Data Protection Impact Assessments and Reports (RIPD)

Documenting the privacy risks of the AI system in the use or development of AI is essential to establish the governance of the technology and reduce the likelihood and impact of any harm it may cause. European personal data protection authorities have extensive documentation on how to conduct these reports (Data Protection Impact Assessment - DPIA), which can be observed in this context, given that the National Authority for the Protection of Personal Data (ANPD) does not yet have regulations on the subject. In general, the objective is to establish a management system by predicting, identifying, analyzing, and defining appropriate measures to mitigate or eliminate risks associated with AI. The measures may be, for example, to improve the database used to train the algorithm (reducing or eliminating biases and complications that generate discriminatory results) or to establish redundancy and contingency processes in the system (such as when there are failures of a supplier involved in the operation of the technology).

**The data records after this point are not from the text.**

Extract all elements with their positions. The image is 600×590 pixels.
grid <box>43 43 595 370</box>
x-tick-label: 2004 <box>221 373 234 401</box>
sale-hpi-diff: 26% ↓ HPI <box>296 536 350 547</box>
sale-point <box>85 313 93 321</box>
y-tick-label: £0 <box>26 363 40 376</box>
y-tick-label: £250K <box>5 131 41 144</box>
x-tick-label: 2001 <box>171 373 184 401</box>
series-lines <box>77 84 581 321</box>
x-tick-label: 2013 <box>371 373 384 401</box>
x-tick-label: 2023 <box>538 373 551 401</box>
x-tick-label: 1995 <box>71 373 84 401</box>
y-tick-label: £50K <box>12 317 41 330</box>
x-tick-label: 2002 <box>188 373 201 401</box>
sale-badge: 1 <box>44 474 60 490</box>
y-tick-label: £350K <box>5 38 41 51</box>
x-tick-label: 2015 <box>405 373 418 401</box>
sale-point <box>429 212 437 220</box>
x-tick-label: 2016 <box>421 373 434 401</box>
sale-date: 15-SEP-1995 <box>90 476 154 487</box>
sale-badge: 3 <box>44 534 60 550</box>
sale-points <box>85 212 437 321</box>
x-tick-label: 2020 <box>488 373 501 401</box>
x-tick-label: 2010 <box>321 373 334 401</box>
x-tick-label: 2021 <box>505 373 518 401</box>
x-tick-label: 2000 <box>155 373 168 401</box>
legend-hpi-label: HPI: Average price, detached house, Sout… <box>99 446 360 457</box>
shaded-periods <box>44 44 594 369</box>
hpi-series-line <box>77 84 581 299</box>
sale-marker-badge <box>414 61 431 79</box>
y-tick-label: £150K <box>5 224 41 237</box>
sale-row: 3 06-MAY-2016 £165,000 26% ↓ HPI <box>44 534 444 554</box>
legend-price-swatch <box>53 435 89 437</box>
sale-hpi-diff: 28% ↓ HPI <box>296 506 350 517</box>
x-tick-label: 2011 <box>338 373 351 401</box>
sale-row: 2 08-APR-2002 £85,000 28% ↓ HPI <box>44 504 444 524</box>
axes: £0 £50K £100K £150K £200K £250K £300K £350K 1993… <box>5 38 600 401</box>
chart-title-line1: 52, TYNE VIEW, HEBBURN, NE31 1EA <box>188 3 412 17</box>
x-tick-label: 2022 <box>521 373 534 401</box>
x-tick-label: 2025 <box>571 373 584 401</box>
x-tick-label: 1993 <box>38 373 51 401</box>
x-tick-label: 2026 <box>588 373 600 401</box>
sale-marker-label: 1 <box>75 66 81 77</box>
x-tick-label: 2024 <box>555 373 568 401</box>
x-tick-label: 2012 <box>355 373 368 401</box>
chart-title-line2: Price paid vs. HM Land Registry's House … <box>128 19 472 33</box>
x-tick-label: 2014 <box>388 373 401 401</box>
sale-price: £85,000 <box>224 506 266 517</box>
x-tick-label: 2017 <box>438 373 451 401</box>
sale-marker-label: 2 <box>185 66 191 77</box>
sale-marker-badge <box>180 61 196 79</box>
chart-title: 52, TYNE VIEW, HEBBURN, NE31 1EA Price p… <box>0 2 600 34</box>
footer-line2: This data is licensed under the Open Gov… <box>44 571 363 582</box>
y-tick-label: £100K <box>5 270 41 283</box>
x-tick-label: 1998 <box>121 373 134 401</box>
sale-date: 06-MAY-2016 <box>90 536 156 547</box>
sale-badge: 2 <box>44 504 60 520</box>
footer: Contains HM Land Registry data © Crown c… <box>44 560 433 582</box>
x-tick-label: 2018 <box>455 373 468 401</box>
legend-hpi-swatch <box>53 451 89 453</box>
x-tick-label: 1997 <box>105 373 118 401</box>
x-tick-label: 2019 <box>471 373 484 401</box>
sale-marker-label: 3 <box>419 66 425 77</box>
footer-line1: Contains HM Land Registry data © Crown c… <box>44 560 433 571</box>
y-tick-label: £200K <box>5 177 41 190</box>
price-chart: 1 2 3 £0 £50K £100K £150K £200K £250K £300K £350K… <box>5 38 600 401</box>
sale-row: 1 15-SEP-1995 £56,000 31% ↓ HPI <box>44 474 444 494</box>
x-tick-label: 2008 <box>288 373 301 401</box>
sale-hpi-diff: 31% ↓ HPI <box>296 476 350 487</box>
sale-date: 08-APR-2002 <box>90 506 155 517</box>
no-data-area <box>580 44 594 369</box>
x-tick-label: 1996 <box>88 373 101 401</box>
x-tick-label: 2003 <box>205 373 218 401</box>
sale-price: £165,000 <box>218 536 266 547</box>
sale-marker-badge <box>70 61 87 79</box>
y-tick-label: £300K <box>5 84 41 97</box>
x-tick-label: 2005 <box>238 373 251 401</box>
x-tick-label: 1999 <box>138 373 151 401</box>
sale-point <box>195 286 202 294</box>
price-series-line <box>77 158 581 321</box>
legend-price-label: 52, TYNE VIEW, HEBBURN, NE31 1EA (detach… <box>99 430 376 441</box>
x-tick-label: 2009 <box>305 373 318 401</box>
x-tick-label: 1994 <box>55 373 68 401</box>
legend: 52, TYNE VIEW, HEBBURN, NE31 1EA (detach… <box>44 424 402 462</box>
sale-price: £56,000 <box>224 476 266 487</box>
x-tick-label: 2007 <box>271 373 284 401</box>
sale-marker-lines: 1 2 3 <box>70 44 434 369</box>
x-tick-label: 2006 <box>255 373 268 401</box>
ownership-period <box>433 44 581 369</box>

Transparency and information

Both privacy and data protection laws and artificial intelligence bills around the world have transparency as their fundamental principle. This is because it is through accessible information that users can make informed decisions and trust the use of that technology. Thus, when using or developing IAs that process personal data, it is relevant to inform the owners how the data is collected and used by the models (respecting the intellectual property limit), as well as what risk mitigation measures have been implemented in the technology. In this sense, it is recommended that AI systems be presented as such, so that the owners know that it is not a person making that decision and carrying out that interaction. The company must also foresee the steps to be taken in the event of an incident involving AI, to assess the need to notify authorities and data subjects, ensuring transparency.

Monitoring

Once the technology has been launched or implemented in the workflow of the companies that use and develop the technology, it is important to keep monitoring of its operation and impact. Developing a plan for this monitoring organizes internal work and allows preventive action to anticipate possible damages.

Conclusion

The security and privacy risks of artificial intelligence are society's concerns, addressed by countries' regulatory agenda. Proof of this is the Bletchley Declaration, signed in November 2023 by 28 countries, including the USA, China, and the United Kingdom. The document aims to identify common risks and concerns among signatories regarding AI security.

In addition to this document, the legislative journey of the AI Act in the European Parliament also demonstrates this global effort to define rules in the development and application of technology. In Brazil, the debate is also ongoing. In Congress, there are several projects on the subject (such as, for example, Bill 759 of 2023 or Bill 2338, of the same year) and, recently, the president of the National Authority for the Protection of Personal Data (ANPD) took the position that AI should be part of the regulatory scope of the Authority.

This is because, in relation to privacy, the challenges posed by AI are fundamental, since the logic of the technology seems to run into principles of personal data protection laws, such as purpose, security, non-discrimination, necessity, etc. Some European Union data protection authorities, in this sense, have national guidelines and regulations on how AI systems that treat personal data may be appropriate to the legislation.

These good practices, which have been consolidating in the market, help companies that develop or use AI algorithms to accommodate their legal responsibilities and technological progress. Establishing adequate governance is essential not only to prevent technological advances from being predatory or harmful to vulnerable groups, but also to promote fairer relations.